Последнее касается не только Грошева-философа, но и Грошева-путешественника. Его таджикские мемории строятся по типу «Непутевых заметок»: Ширкент-Куляб-Муминабад—Ягноб, самса-шурпа-шашлык-джургот — и потому скоро приедаются. Тем паче вместо реперных точек здесь опять-таки мысли о высоком, облеченные в пиитическую форму: «Моя страна — океан раскаленного газа… И мы в океане этом — всякие. Одни — витающий свинец, другие — медь воздушная, а лучшие — пар из чистого железа. Мы не тверды, но горячи и не ржавеем. Солнечный русский — конденсат железного пара, то, что произойдет с лучшими из нас, когда мы, одолев глубины, достигнем дневной поверхности земли». Медаль тому, кто хоть что-то понял.
Мне удалось понять одно: вещество крусановской прозы примерно того же свойства — тяжело, пока рядом, но газообразно: по прочтении моментально улетучивается. Чугунный пар, если угодно.
А теперь потолкуем о том, чего Крусанов, по иронии судьбы, не умеет.
Самое главное — ему не удается быть оригинальным. Лев Данилкин однажды уподобил крусановские романы концлагерю, где трудятся бесправные арбайтеры Маркес и Павич, Кундера и Толкин. Сюжет о магической книге рано или поздно выведет к елизаровскому «Библиотекарю» или шаровскому «Возвращению в Египет», а интеллектуалы заодно припомнят и прародителя Борхеса. О «новых скифах» и «солнечных русских» любит толковать директор Московского центра Льва Гумилева Павел Зарифулин. Кстати, он и в Ягноб ездил, чтобы составить сакральную карту Таджикистана. А словосочетание «железный пар» знакомо со школьной скамьи — «Физика для всех» Ландау и Китайгородского. Видать, мы с Крусановым одни книжки в детстве читали.
Далее: интрига у П.К., как всегда, едва ноги волочит. Скудные фабульные перипетии в «Железном паре» можно смело вынести за скобки, до того они несущественны: Грошев-переплетчик отреставрирует два-три старинных фолианта, Грошев-путешественник до отрыжки обожрется шашлыком — вот, собственно, и все. Тот еще экшн, не оторвешься.
Писать характеры? — ну на фиг, не царское это дело. Крусанова куда больше занимает собственная логорея. Оттого у его персонажей одно занятие — резонерствовать по любому поводу. Ничего другого им не дано: ни привычек, ни темперамента, ни эмоций. «Крусанов удивительно растерян в мелкой моторике человеческой души», — поставил диагноз Андрей Мягков.

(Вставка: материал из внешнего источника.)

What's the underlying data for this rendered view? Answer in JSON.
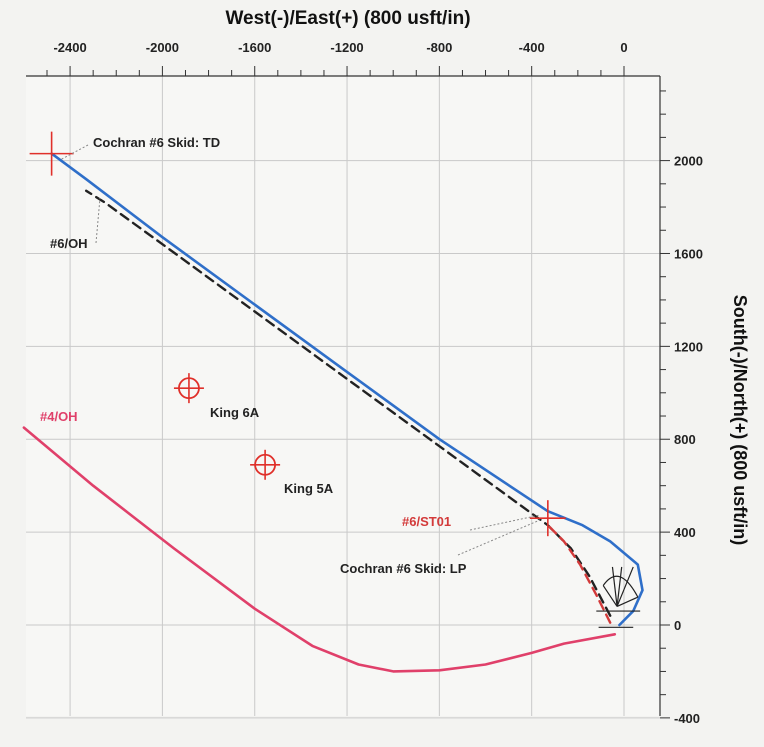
{
  "chart_data": {
    "type": "line",
    "xlabel": "West(-)/East(+) (800 usft/in)",
    "ylabel": "South(-)/North(+) (800 usft/in)",
    "xlim": [
      -2550,
      100
    ],
    "ylim": [
      -430,
      2420
    ],
    "x_ticks": [
      -2400,
      -2000,
      -1600,
      -1200,
      -800,
      -400,
      0
    ],
    "y_ticks": [
      2000,
      1600,
      1200,
      800,
      400,
      0,
      -400
    ],
    "series": [
      {
        "name": "#6/OH",
        "color": "#2f6fc9",
        "style": "solid",
        "x": [
          -20,
          40,
          80,
          60,
          -60,
          -180,
          -330,
          -800,
          -1200,
          -1600,
          -2000,
          -2330,
          -2480
        ],
        "y": [
          0,
          60,
          150,
          260,
          360,
          430,
          490,
          800,
          1090,
          1380,
          1670,
          1920,
          2030
        ]
      },
      {
        "name": "",
        "color": "#222222",
        "style": "dashed",
        "x": [
          -60,
          -150,
          -230,
          -330,
          -800,
          -1200,
          -1600,
          -2000,
          -2250,
          -2330
        ],
        "y": [
          40,
          210,
          330,
          430,
          770,
          1060,
          1350,
          1640,
          1820,
          1870
        ]
      },
      {
        "name": "#6/ST01",
        "color": "#d33a3a",
        "style": "dashed",
        "x": [
          -60,
          -120,
          -190,
          -260,
          -330
        ],
        "y": [
          10,
          130,
          260,
          360,
          430
        ]
      },
      {
        "name": "#4/OH",
        "color": "#e0406a",
        "style": "solid",
        "x": [
          -2600,
          -2300,
          -1950,
          -1600,
          -1350,
          -1150,
          -1000,
          -800,
          -600,
          -400,
          -260,
          -40
        ],
        "y": [
          850,
          600,
          330,
          70,
          -90,
          -170,
          -200,
          -195,
          -170,
          -120,
          -80,
          -40
        ]
      }
    ],
    "targets": [
      {
        "label": "Cochran #6 Skid: TD",
        "x": -2480,
        "y": 2030
      },
      {
        "label": "Cochran #6 Skid: LP",
        "x": -330,
        "y": 460
      },
      {
        "label": "King 6A",
        "x": -1885,
        "y": 1020
      },
      {
        "label": "King 5A",
        "x": -1555,
        "y": 690
      }
    ],
    "annotations": [
      {
        "text": "Cochran #6 Skid: TD",
        "color": "#222222"
      },
      {
        "text": "#6/OH",
        "color": "#222222"
      },
      {
        "text": "#4/OH",
        "color": "#e0406a"
      },
      {
        "text": "King 6A",
        "color": "#222222"
      },
      {
        "text": "King 5A",
        "color": "#222222"
      },
      {
        "text": "#6/ST01",
        "color": "#d33a3a"
      },
      {
        "text": "Cochran #6 Skid: LP",
        "color": "#222222"
      }
    ],
    "grid": true
  }
}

Ничуть не меньше автор теряется, когда речь заходит о смыслах. Результат всякий раз один и тот же: ищут пожарные, ищет милиция и примкнувшие к ней рецензенты — но неизменно находят одну и ту же американскую дырку. «Это роман ни о чем, господа мои», — вздохнула Ирина Нечаева, разочарованная «Мертвым языком». С последней книжкой вышла та же незадача: ну, не принимать же всерьез параноидальную утопию или верлибры про железный пар. Впрочем, тут П.К. не одинок. У питерских фундаменталистов смысл в дефиците — что у Носова, что у Москвиной…
И наконец, традиционная лакуна на месте финала. Едва грошевский гримуар попадает на стол к президенту России, Крусанов опускает занавес: мол, хватит и развернутой экспозиции.
Впрочем, не велика беда. Ведь самые главные слова известны: «кузнечик», «луковица», «камень». В общем, с тяжелым паром вас.